Australian AI-infrastructure firm Firmus Technologies has struck a partnership with Nvidia for access to 170,000 of its prized AI chips — a rare, large allocation to a company outside the US cloud giants, and a sign of the global scramble to lock up scarce computing power.

The global race for AI computing power has a new entrant with serious firepower. **Firmus Technologies**, an Australian AI-infrastructure company, said it has signed a strategic partnership with **Nvidia** that gives it access to **170,000 graphics processing units (GPUs)** — the specialized chips that train and run modern AI — [Investing.com reported](https://www.investing.com/news/stock-market-news/australias-firmus-technologies-strikes-ai-access-deal-with-nvidia-4764147).

## The terms

Firmus will receive the chips **in phases from the first quarter of 2027 to the start of 2028**, and deploy them in a new data center in **Batam, Indonesia**, per the report. The company expects the arrangement to generate up to **$30 billion in revenue over its first six years**, as it rents out the computing capacity to customers who need to train and run AI models. Nvidia, for its part, earns from selling the hardware and takes a share of the resulting cloud revenue.

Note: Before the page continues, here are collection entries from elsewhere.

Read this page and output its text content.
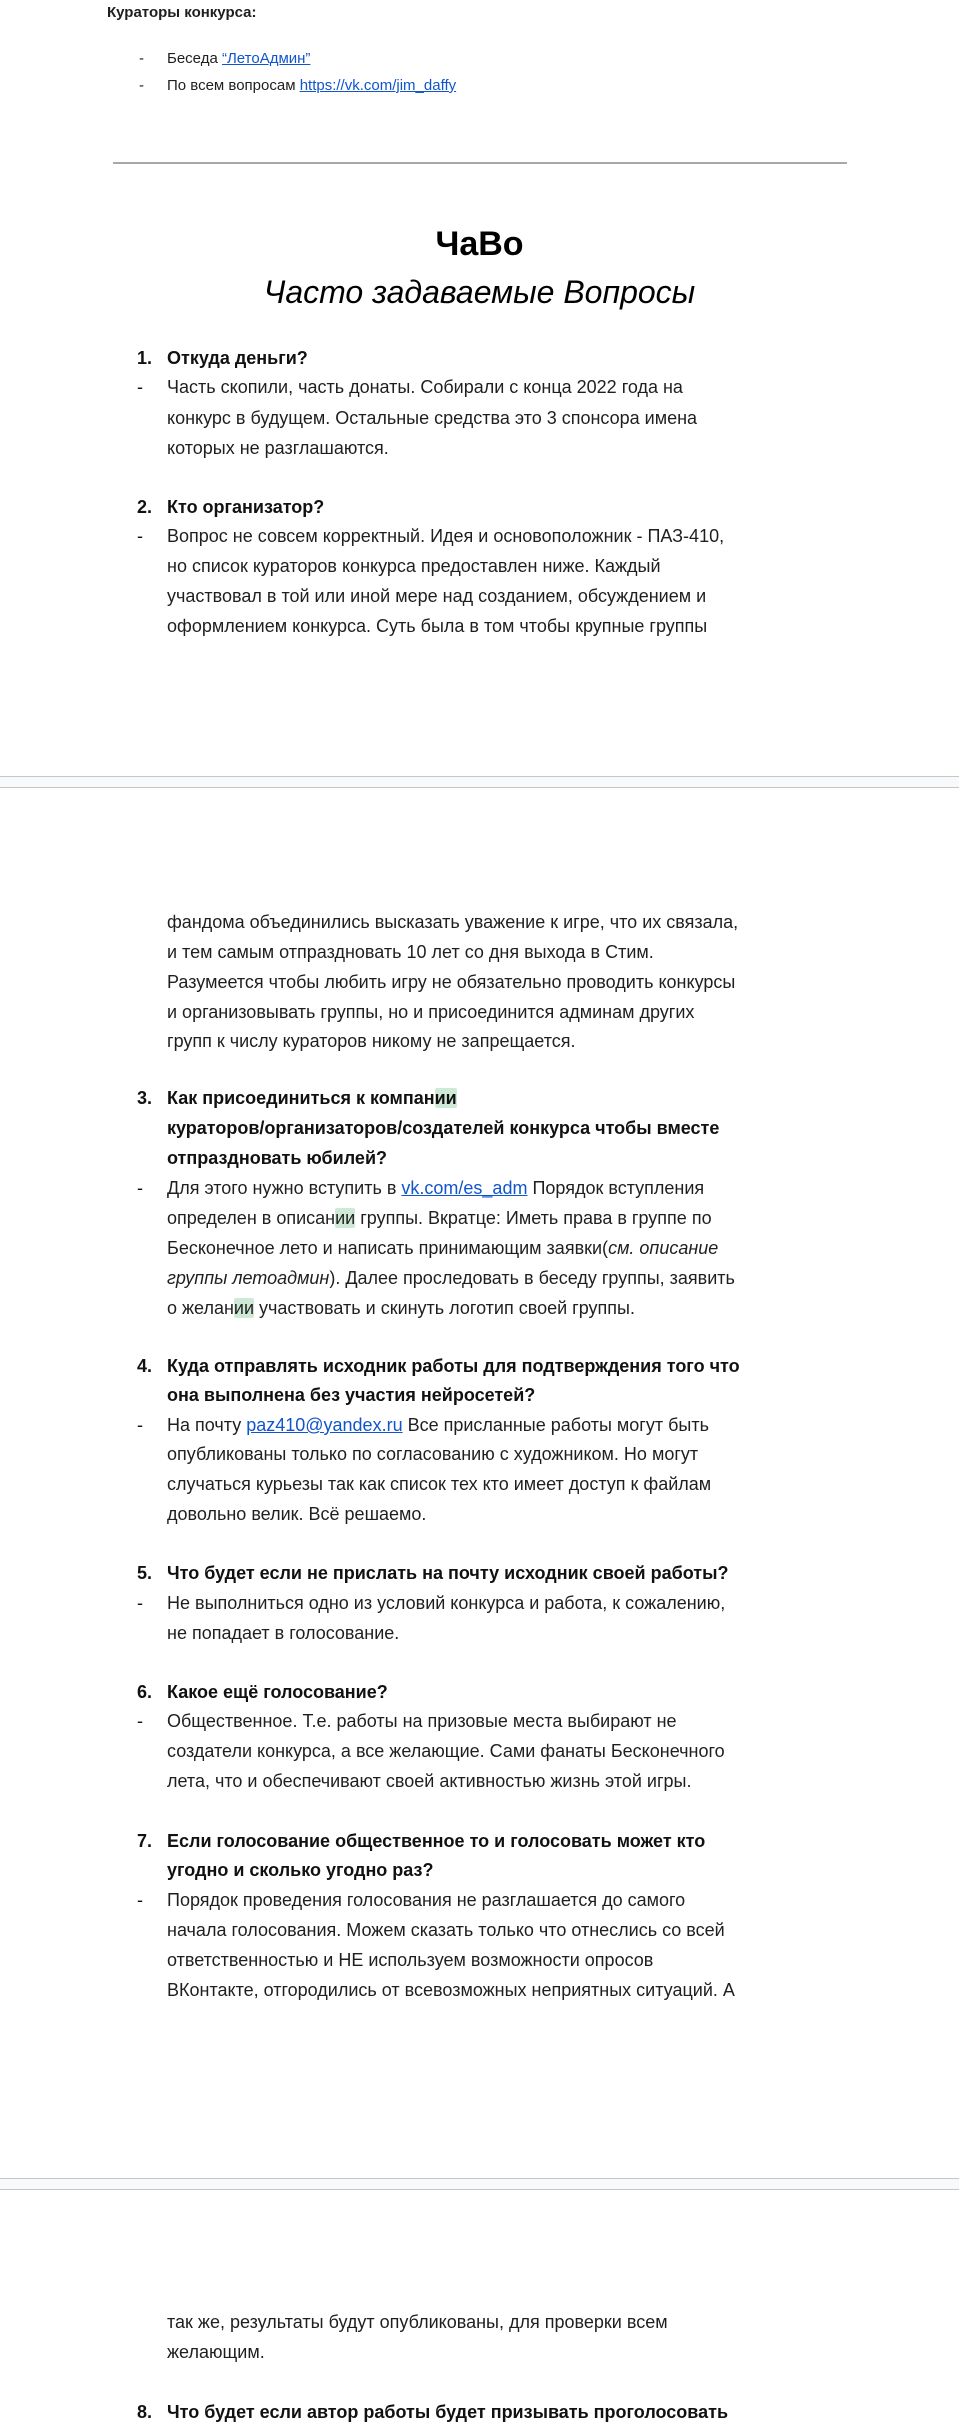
Кураторы конкурса:
- Беседа “ЛетоАдмин”
- По всем вопросам https://vk.com/jim_daffy
ЧаВо
Часто задаваемые Вопросы
1. Откуда деньги?
Часть скопили, часть донаты. Собирали с конца 2022 года на
-
конкурс в будущем. Остальные средства это 3 спонсора имена
которых не разглашаются.
2. Кто организатор?
Вопрос не совсем корректный. Идея и основоположник - ПАЗ-410,
-
но список кураторов конкурса предоставлен ниже. Каждый
участвовал в той или иной мере над созданием, обсуждением и
оформлением конкурса. Суть была в том чтобы крупные группы
фандома объединились высказать уважение к игре, что их связала,
и тем самым отпраздновать 10 лет со дня выхода в Стим.
Разумеется чтобы любить игру не обязательно проводить конкурсы
и организовывать группы, но и присоединится админам других
групп к числу кураторов никому не запрещается.
3. Как присоединиться к компании
кураторов/организаторов/создателей конкурса чтобы вместе
отпраздновать юбилей?
Для этого нужно вступить в vk.com/es_adm Порядок вступления
-
определен в описании группы. Вкратце: Иметь права в группе по
Бесконечное лето и написать принимающим заявки(см. описание
группы летоадмин). Далее проследовать в беседу группы, заявить
о желании участвовать и скинуть логотип своей группы.
4. Куда отправлять исходник работы для подтверждения того что
она выполнена без участия нейросетей?
На почту paz410@yandex.ru Все присланные работы могут быть
-
опубликованы только по согласованию с художником. Но могут
случаться курьезы так как список тех кто имеет доступ к файлам
довольно велик. Всё решаемо.
5. Что будет если не прислать на почту исходник своей работы?
Не выполниться одно из условий конкурса и работа, к сожалению,
-
не попадает в голосование.
6. Какое ещё голосование?
Общественное. Т.е. работы на призовые места выбирают не
-
создатели конкурса, а все желающие. Сами фанаты Бесконечного
лета, что и обеспечивают своей активностью жизнь этой игры.
7. Если голосование общественное то и голосовать может кто
угодно и сколько угодно раз?
Порядок проведения голосования не разглашается до самого
-
начала голосования. Можем сказать только что отнеслись со всей
ответственностью и НЕ используем возможности опросов
ВКонтакте, отгородились от всевозможных неприятных ситуаций. А
так же, результаты будут опубликованы, для проверки всем
желающим.
8. Что будет если автор работы будет призывать проголосовать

## Why these chips are so coveted

An **AI accelerator** — Nvidia's specialty — is a chip purpose-built for the massive parallel math that AI requires; Nvidia's are the industry standard, and demand has run far ahead of supply for years. The bulk of each new generation's output is snapped up first by the **hyperscalers** — Amazon, Microsoft and Google's clouds — leaving smaller and regional players scrambling for inventory. A 170,000-chip allocation to a company most readers have never heard of is therefore notable in itself.

## 'Sovereign AI' and the pitch

The deal sits inside a broader trend often called **sovereign AI**: countries and regions wanting their own AI computing capacity rather than renting everything from a handful of American giants. Firmus, which builds energy-focused "AI factory" data centers, frames itself as a cheaper alternative for the smaller AI companies that can't command the hyperscalers' attention or prices. "This is actually a really material way to level the playing field a little bit to give the next generation a chance to compete with the big guys," co-chief executive Tim Rosenfield said.

The company is no minnow: it [raised $1.35 billion over six months and reached a $5.5 billion valuation in April](https://www.investing.com/news/stock-market-news/australias-firmus-technologies-strikes-ai-access-deal-with-nvidia-4764147), with Nvidia itself among the investors, and is reported to be preparing for an eventual stock-market listing. Its Australian build-out, "Project Southgate," aims to scale data-center capacity across several cities over the next few years.

## What it signals

Two forces are visible in one deal. First, the **chip shortage** is real and persistent enough that securing a guaranteed multi-year supply is itself a competitive edge worth building a business around. Second, the AI build-out is **going global and going regional** — Nvidia is increasingly striking deals with national and regional providers (Firmus is deploying in Indonesia, anchored in Australia) to serve markets and customers the US hyperscalers don't fully reach.

A word of caution befits the scale: the **$30 billion** is Firmus's own projection of future revenue, resting on customer demand that has to actually materialize, and the chips don't even start arriving until 2027. The AI-infrastructure boom has produced enormous announced numbers; how many convert into durable businesses is the question hanging over the whole sector. What's concrete today is the allocation — and in a market where the binding constraint is access to Nvidia's chips, locking up 170,000 of them is a genuine head start.